From mboxrd@z Thu Jan  1 00:00:00 1970
Return-Path: <git-owner@vger.kernel.org>
X-Spam-Checker-Version: SpamAssassin 3.4.2 (2018-09-13) on dcvr.yhbt.net
X-Spam-Level: 
X-Spam-ASN: AS31976 209.132.180.0/23
X-Spam-Status: No, score=-4.0 required=3.0 tests=AWL,BAYES_00,
	HEADER_FROM_DIFFERENT_DOMAINS,MAILING_LIST_MULTI,RCVD_IN_DNSWL_HI
	shortcircuit=no autolearn=ham autolearn_force=no version=3.4.2
Received: from vger.kernel.org (vger.kernel.org [209.132.180.67])
	by dcvr.yhbt.net (Postfix) with ESMTP id 474F11F5CB
	for <e@80x24.org>; Mon, 22 Apr 2019 18:43:33 +0000 (UTC)
Received: (majordomo@vger.kernel.org) by vger.kernel.org via listexpand
        id S1727419AbfDVSnc (ORCPT <rfc822;e@80x24.org>);
        Mon, 22 Apr 2019 14:43:32 -0400
Received: from cloud.peff.net ([104.130.231.41]:37126 "HELO cloud.peff.net"
        rhost-flags-OK-OK-OK-OK) by vger.kernel.org with SMTP
        id S1727014AbfDVSnb (ORCPT <rfc822;git@vger.kernel.org>);
        Mon, 22 Apr 2019 14:43:31 -0400
Received: (qmail 2511 invoked by uid 109); 22 Apr 2019 18:43:32 -0000
Received: from Unknown (HELO peff.net) (10.0.1.2)
 by cloud.peff.net (qpsmtpd/0.94) with SMTP; Mon, 22 Apr 2019 18:43:32 +0000
Authentication-Results: cloud.peff.net; auth=none
Received: (qmail 1442 invoked by uid 111); 22 Apr 2019 18:44:03 -0000
Received: from sigill.intra.peff.net (HELO sigill.intra.peff.net) (10.0.0.7)
 by peff.net (qpsmtpd/0.94) with (ECDHE-RSA-AES256-GCM-SHA384 encrypted) SMTP; Mon, 22 Apr 2019 14:44:03 -0400
Authentication-Results: peff.net; auth=none
Received: by sigill.intra.peff.net (sSMTP sendmail emulation); Mon, 22 Apr 2019 14:43:29 -0400
Date:   Mon, 22 Apr 2019 14:43:29 -0400
From:   Jeff King <peff@peff.net>
To:     =?utf-8?B?w4Z2YXIgQXJuZmrDtnLDsA==?= Bjarmason <avarab@gmail.com>
Cc:     Martin Fick <mfick@codeaurora.org>,
        Git Mailing List <git@vger.kernel.org>,
        "Jansen, Geert" <gerardu@amazon.com>,
        Jonathan Tan <jonathantanmy@google.com>
Subject: Re: Resolving deltas dominates clone time
Message-ID: <20190422184329.GA20304@sigill.intra.peff.net>
References: <259296914.jpyqiltySj@mfick-lnx>
 <20190420035825.GB3559@sigill.intra.peff.net>
 <874l6tayzz.fsf@evledraar.gmail.com>
 <20190422155716.GA9680@sigill.intra.peff.net>
 <874l6pudg4.fsf@evledraar.gmail.com>
MIME-Version: 1.0
Content-Type: text/plain; charset=utf-8
Content-Disposition: inline
Content-Transfer-Encoding: 8bit
In-Reply-To: <874l6pudg4.fsf@evledraar.gmail.com>
Sender: git-owner@vger.kernel.org
Precedence: bulk
List-ID: <git.vger.kernel.org>
X-Mailing-List: git@vger.kernel.org

On Mon, Apr 22, 2019 at 08:01:15PM +0200, Ævar Arnfjörð Bjarmason wrote:

> > Your patch is optionally removing the "woah, we got an object with a
> > duplicate sha1, let's check that the bytes are the same in both copies"
> > check.
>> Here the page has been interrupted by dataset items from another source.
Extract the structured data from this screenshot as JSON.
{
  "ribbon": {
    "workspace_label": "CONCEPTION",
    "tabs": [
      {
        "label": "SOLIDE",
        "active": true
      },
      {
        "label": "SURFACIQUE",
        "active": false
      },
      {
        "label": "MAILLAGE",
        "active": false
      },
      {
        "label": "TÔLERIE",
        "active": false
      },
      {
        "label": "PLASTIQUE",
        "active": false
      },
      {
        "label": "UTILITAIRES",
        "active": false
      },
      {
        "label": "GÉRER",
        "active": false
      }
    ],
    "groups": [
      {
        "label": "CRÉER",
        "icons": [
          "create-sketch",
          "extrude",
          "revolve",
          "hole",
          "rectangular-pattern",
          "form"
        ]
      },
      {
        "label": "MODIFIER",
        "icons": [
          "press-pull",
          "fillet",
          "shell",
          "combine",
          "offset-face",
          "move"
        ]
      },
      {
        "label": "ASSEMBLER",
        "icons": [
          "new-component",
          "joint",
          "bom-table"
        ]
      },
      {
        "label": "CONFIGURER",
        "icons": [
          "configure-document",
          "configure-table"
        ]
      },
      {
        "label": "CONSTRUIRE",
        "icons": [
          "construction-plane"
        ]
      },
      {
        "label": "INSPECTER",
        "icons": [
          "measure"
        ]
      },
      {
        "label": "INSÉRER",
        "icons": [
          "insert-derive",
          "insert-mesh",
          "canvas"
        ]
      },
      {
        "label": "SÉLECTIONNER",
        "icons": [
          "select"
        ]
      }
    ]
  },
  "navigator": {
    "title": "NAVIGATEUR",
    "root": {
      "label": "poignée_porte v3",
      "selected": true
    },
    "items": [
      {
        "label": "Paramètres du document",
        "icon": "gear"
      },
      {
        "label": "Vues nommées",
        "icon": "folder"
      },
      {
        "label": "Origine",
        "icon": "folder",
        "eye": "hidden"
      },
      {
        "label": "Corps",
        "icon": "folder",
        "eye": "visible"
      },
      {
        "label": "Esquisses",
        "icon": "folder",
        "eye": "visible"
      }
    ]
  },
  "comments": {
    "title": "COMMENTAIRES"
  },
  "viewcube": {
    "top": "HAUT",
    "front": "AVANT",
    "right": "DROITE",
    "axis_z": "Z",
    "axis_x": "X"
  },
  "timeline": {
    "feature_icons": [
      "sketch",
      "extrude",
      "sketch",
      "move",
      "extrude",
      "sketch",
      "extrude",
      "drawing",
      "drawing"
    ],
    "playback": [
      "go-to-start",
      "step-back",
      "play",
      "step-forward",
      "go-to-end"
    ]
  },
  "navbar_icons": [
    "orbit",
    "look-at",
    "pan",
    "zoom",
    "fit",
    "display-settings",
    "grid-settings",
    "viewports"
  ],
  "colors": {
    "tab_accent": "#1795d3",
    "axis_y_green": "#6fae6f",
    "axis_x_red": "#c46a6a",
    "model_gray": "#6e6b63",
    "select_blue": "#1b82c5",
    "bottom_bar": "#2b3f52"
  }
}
But Martin's problem is a clone, so we wouldn't have any existing
> > objects to duplicate in the first place.
> 
> Right, but we do anyway, as reported by Geert at @amazon.com preceding
> that patch of mine. But it is 99.99% irrelevant to *performance* in this
> case after the loose object cache you added (but before that could make
> all the difference depending on the FS).

I scratched my head at this a bit. If we don't have any other objects,
then what are we comparing against? But I think you mean that we have
the overhead of doing the object lookups to find that out. Yes, that can
add up if your filesystem has high latency, but I think in this case it
is a drop in the bucket compared to dealing with the actual object data.
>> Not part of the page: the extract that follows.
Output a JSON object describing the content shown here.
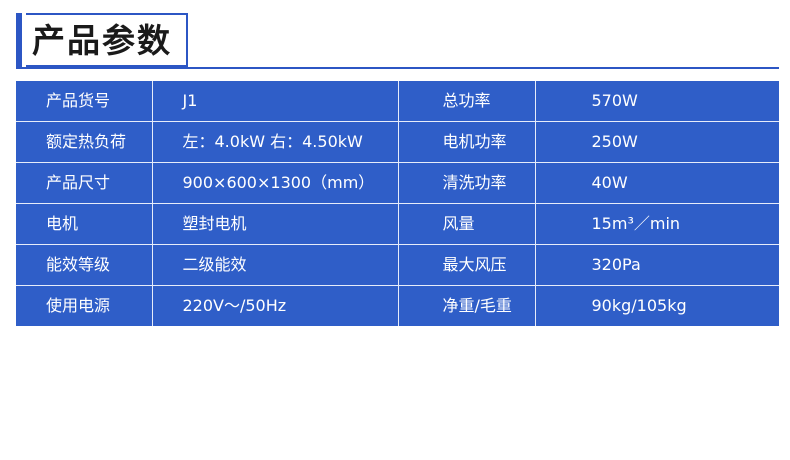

> I just mentioned it to plant a flag on another bit of the code where
> index-pack in general has certain paranoias/validation the user might be
> willing to optionally drop just at "clone" time.

Yeah, I agree it may be worth pursuing independently. I just don't think
it will help Martin's case in any noticeable way.

> > Right, that would work. I will note one thing, though: the total time to
> > do a 1-depth clone followed by an unshallow is probably much higher than
> > doing the whole clone as one unit, for two reasons:
> 
> Indeed. The hypothesis is that the user doesn't really care about the
> clone-time, but the clone-to-repo-mostly-usable time.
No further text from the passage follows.